Dutch prime minister Mark Rutte signs a condolence register at the ministry of safety and justice in The Hague for relatives and friends of the victims of Malaysian Airlines flight MH17. Photograph: Bart Maat/EPA

Dutch prime minister Mark Rutte signs a condolence register at the ministry of safety and justice in The Hague for relatives and friends of the victims of Malaysian Airlines flight MH17. Photograph: Bart Maat/EPA

 

As the Netherlands observed a national day of mourning yesterday, during which the number of Dutch confirmed to have died on flight MH17 rose to 189, prime minister Mark Rutte put those responsible on notice that the country would not rest “until they are brought to justice”.

With flags flying at half-mast on official buildings and the nation still in deep shock, Mr Rutte acknowledged for the first time that it appeared the Malaysia Airlines passenger jet had been brought down by a missile, though he remained unwilling to speculate on who might have fired it.

After speaking to both the US president Barack Obama and Russian president, Vladimir Putin, Mr Rutte said a team of Dutch forensic investigators was on its way to Ukraine. He said he had demanded they be given “a safe corridor” to reach the crash site near the Russian border.

After Mr Obama’s conversation with Mr Rutte, a White House spokesperson said the US was willing to give “immediate assistance” to those calling for “a prompt, full, credible and unimpeded international investigation”.

During their conversation Mr Rutte said Mr Putin had expressed his condolences for the Dutch lives lost in the tragedy, and assured him that he too wanted to see a “full, independent and international inquiry” as soon as possible.

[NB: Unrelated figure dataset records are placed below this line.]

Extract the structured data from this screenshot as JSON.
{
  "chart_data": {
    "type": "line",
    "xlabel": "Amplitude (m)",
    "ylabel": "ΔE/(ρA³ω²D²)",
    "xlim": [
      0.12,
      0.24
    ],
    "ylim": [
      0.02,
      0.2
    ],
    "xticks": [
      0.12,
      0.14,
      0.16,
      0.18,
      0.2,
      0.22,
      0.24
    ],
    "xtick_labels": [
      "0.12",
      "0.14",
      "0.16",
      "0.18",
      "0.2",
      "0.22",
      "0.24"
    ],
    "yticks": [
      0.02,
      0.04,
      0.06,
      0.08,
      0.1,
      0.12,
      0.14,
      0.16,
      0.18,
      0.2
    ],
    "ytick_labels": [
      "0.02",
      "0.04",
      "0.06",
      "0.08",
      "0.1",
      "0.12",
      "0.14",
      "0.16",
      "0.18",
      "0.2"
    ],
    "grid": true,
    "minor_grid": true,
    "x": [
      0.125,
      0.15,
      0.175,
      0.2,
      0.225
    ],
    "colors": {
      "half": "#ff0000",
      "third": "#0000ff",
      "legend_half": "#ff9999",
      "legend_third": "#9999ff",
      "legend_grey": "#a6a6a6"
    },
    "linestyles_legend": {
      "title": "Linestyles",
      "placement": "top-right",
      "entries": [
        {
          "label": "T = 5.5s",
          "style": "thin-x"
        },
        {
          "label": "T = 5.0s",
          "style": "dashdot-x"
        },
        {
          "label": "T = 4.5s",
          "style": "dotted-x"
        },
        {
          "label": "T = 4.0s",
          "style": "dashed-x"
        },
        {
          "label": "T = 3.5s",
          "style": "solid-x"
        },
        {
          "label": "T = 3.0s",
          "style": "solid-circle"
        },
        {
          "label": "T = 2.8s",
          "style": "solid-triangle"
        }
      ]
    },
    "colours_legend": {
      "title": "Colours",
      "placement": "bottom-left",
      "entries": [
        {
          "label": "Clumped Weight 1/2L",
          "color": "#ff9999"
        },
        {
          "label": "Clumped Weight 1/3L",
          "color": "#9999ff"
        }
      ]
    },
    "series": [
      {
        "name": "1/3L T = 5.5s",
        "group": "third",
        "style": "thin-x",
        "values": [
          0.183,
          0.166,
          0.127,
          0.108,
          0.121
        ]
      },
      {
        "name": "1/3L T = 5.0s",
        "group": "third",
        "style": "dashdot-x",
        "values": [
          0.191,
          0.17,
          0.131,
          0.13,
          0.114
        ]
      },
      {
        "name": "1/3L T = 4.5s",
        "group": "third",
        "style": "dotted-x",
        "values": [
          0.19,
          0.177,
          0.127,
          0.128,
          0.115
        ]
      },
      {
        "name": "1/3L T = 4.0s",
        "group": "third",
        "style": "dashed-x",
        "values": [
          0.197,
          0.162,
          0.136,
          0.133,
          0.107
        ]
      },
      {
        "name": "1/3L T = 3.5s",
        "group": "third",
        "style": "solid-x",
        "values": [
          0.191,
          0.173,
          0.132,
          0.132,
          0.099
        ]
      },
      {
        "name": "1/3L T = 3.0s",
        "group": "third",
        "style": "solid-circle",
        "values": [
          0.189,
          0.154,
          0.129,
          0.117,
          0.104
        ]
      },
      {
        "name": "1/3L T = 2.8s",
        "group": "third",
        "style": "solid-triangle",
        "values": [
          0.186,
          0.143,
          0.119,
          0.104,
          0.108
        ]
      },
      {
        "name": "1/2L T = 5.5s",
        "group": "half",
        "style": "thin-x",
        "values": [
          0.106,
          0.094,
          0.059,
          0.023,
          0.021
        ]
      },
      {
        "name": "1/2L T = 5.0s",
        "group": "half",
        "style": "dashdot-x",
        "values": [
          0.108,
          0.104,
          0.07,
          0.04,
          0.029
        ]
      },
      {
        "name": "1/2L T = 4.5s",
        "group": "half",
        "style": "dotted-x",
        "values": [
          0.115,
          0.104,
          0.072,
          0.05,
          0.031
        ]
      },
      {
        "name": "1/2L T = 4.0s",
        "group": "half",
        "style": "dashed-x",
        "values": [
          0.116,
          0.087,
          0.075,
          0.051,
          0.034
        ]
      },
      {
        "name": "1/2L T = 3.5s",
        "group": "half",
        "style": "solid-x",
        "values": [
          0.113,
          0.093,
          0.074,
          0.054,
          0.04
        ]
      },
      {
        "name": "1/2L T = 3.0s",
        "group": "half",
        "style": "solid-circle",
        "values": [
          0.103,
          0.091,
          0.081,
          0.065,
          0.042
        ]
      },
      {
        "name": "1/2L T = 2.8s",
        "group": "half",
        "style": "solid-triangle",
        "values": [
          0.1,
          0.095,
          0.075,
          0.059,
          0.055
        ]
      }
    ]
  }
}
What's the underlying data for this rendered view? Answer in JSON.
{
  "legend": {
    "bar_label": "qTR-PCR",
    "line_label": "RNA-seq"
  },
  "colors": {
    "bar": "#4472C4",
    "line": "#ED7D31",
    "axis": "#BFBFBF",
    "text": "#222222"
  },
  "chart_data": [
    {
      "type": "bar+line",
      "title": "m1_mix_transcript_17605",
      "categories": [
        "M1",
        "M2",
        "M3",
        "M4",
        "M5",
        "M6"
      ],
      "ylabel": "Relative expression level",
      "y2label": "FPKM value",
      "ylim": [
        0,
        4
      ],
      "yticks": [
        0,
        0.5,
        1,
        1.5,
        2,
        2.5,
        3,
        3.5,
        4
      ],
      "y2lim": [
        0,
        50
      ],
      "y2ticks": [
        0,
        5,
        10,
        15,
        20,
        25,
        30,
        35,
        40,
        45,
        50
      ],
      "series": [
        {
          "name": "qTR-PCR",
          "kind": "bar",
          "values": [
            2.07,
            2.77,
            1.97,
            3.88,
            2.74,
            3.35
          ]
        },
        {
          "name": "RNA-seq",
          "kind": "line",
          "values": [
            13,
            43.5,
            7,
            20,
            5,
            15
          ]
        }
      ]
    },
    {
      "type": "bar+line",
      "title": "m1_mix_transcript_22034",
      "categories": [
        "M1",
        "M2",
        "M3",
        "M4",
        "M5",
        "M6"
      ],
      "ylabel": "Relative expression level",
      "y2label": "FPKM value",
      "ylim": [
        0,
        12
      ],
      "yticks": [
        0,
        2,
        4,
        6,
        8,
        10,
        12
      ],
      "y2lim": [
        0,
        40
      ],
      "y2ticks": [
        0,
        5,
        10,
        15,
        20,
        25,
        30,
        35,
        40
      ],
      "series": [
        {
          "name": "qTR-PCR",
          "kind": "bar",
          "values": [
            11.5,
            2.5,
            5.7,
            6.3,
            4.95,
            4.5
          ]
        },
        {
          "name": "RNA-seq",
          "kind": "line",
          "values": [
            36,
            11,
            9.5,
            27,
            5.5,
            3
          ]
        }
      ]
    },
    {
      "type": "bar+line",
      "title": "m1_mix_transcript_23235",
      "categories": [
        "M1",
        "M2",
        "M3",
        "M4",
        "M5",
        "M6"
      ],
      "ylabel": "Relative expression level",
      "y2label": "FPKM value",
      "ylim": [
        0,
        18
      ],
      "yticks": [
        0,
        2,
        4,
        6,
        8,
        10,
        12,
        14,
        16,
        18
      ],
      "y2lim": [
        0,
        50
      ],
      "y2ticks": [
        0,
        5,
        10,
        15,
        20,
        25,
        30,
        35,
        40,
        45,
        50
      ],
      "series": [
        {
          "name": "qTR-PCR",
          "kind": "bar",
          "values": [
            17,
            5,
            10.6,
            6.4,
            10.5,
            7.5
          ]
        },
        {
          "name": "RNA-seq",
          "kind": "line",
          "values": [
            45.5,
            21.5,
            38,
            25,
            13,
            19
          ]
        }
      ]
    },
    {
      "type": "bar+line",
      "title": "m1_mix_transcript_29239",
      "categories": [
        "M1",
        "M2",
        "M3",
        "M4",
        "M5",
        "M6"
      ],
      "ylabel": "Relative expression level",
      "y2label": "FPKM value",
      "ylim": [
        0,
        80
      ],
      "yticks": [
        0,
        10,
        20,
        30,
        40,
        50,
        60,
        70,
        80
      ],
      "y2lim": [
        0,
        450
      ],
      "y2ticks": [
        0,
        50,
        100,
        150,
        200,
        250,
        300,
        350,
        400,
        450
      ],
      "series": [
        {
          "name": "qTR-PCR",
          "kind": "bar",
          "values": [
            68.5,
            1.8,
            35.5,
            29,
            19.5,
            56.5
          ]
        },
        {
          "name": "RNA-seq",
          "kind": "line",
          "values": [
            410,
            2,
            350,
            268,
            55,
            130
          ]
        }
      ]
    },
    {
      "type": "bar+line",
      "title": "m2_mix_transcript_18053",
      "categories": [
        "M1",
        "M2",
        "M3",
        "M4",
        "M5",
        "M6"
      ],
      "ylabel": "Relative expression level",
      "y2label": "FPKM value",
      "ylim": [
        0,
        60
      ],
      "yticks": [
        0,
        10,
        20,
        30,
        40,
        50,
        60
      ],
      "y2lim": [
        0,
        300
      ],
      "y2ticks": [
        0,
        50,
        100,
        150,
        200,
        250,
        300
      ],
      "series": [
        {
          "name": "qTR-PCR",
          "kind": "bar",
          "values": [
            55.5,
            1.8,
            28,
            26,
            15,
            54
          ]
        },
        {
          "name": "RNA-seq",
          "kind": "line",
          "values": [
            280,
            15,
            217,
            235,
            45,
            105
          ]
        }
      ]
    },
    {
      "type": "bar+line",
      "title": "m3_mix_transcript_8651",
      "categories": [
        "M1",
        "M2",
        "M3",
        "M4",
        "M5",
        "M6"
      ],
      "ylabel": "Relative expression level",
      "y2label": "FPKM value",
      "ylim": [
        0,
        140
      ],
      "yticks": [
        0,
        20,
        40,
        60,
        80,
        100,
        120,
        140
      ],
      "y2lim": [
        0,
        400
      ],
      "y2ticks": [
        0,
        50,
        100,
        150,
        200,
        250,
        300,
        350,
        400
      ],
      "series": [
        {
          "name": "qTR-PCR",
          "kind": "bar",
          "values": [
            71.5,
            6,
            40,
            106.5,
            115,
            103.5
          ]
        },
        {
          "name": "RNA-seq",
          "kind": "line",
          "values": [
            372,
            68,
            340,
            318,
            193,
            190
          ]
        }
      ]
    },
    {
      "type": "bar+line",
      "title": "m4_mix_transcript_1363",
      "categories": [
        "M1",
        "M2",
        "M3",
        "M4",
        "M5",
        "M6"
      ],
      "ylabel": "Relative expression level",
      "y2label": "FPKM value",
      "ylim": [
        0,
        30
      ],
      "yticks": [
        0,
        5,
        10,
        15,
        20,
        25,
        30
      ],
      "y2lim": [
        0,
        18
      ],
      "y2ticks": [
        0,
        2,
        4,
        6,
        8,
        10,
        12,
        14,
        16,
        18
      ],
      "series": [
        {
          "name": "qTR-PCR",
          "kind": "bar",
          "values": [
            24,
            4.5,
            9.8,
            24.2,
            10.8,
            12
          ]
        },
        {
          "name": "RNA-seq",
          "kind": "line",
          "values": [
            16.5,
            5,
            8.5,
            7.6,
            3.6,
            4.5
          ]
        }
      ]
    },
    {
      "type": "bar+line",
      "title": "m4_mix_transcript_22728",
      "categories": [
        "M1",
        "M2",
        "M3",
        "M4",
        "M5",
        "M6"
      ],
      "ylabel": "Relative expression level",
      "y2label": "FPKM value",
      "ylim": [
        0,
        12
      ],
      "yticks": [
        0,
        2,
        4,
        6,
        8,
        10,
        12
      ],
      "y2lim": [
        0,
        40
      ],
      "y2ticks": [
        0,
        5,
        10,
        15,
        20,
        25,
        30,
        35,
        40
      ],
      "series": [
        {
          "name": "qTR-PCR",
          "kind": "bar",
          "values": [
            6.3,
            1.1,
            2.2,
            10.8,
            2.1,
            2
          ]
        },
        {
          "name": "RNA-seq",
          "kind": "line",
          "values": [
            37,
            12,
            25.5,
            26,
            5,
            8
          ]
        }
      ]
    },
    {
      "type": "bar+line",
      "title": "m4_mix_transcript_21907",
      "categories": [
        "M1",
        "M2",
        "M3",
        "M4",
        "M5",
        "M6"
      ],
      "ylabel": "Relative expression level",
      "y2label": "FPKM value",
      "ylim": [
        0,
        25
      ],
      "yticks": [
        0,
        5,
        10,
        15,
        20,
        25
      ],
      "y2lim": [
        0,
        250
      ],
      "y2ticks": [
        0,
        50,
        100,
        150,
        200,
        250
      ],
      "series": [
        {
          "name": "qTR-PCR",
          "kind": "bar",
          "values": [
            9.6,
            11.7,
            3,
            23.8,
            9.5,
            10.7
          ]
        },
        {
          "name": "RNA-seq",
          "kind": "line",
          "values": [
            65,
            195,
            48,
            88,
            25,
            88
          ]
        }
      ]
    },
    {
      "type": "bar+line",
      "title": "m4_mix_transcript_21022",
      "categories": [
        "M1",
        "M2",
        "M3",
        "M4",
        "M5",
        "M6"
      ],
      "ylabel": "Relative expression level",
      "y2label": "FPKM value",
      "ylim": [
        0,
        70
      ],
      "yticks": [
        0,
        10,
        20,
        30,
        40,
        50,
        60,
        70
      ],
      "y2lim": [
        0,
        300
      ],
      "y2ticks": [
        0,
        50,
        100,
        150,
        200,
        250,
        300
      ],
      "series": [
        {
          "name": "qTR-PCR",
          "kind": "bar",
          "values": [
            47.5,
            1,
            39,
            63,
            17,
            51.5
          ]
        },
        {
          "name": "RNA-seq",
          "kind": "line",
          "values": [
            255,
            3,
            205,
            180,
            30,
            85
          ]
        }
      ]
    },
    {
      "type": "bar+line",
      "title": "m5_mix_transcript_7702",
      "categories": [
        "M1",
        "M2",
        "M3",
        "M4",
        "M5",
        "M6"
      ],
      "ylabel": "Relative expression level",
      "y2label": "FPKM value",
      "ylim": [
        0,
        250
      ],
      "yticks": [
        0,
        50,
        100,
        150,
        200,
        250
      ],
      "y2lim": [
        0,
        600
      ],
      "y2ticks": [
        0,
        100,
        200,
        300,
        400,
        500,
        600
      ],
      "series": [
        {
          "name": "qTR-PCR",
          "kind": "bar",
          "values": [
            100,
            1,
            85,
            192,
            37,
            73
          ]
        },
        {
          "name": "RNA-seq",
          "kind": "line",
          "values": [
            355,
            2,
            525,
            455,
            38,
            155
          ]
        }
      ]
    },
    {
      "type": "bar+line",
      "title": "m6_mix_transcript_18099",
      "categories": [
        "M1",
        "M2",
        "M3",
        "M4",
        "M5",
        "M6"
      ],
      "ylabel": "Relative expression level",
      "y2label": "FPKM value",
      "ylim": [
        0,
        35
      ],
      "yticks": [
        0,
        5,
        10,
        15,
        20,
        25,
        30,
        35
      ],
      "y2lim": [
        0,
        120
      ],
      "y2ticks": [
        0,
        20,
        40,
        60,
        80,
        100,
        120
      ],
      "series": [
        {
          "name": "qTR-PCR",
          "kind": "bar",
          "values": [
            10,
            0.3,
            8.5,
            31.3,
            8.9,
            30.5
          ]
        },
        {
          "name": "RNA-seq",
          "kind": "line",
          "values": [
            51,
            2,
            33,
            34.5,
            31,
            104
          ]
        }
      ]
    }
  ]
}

However, Mr Rutte warned that an independent probe would be just “an initial step” – a message apparently echoed last night by the UN Security Council, which said in a statement that any investigation would have to be followed by “appropriate accountability”.

‘Terrorist act’

Petro Poroshenko

He has been personally urging other European leaders, including Angela Merkel and David Cameron, to get their experts involved in as broadly based a crash investigation as possible.

Mr Rutte, who cut short a holiday in southern Germany on news of the loss of the jet, told reporters: “The whole of the Netherlands is in deep mourning.

“Thursday began as a beautiful summer day and ended in the blackest possible way.”

Malaysia Airlines says it has been making arrangements to fly relatives of the dead to the Ukrainian capital, Kiev, where floral tributes have been placed outside the Dutch embassy.

It is understood to be offering financial support to the families to help as many as wish to to make the trip.

Flowers in tribute

The book of condolences was also signed by King Willem-Alexander and Queen Maxima, who postponed the twice-yearly photoshoot with their three daughters, princesses Amalia, Alexia and Ariane, scheduled for yesterday.

In a brief statement, the king said, “Just like the rest of the Netherlands, my wife and I follow the news from minute to minute and hope to have more clarity soon.”

It is understood the remains of the Dutch people who died will be repatriated “as soon as possible”, although given the difficulty of retrieving the bodies, there is no schedule yet.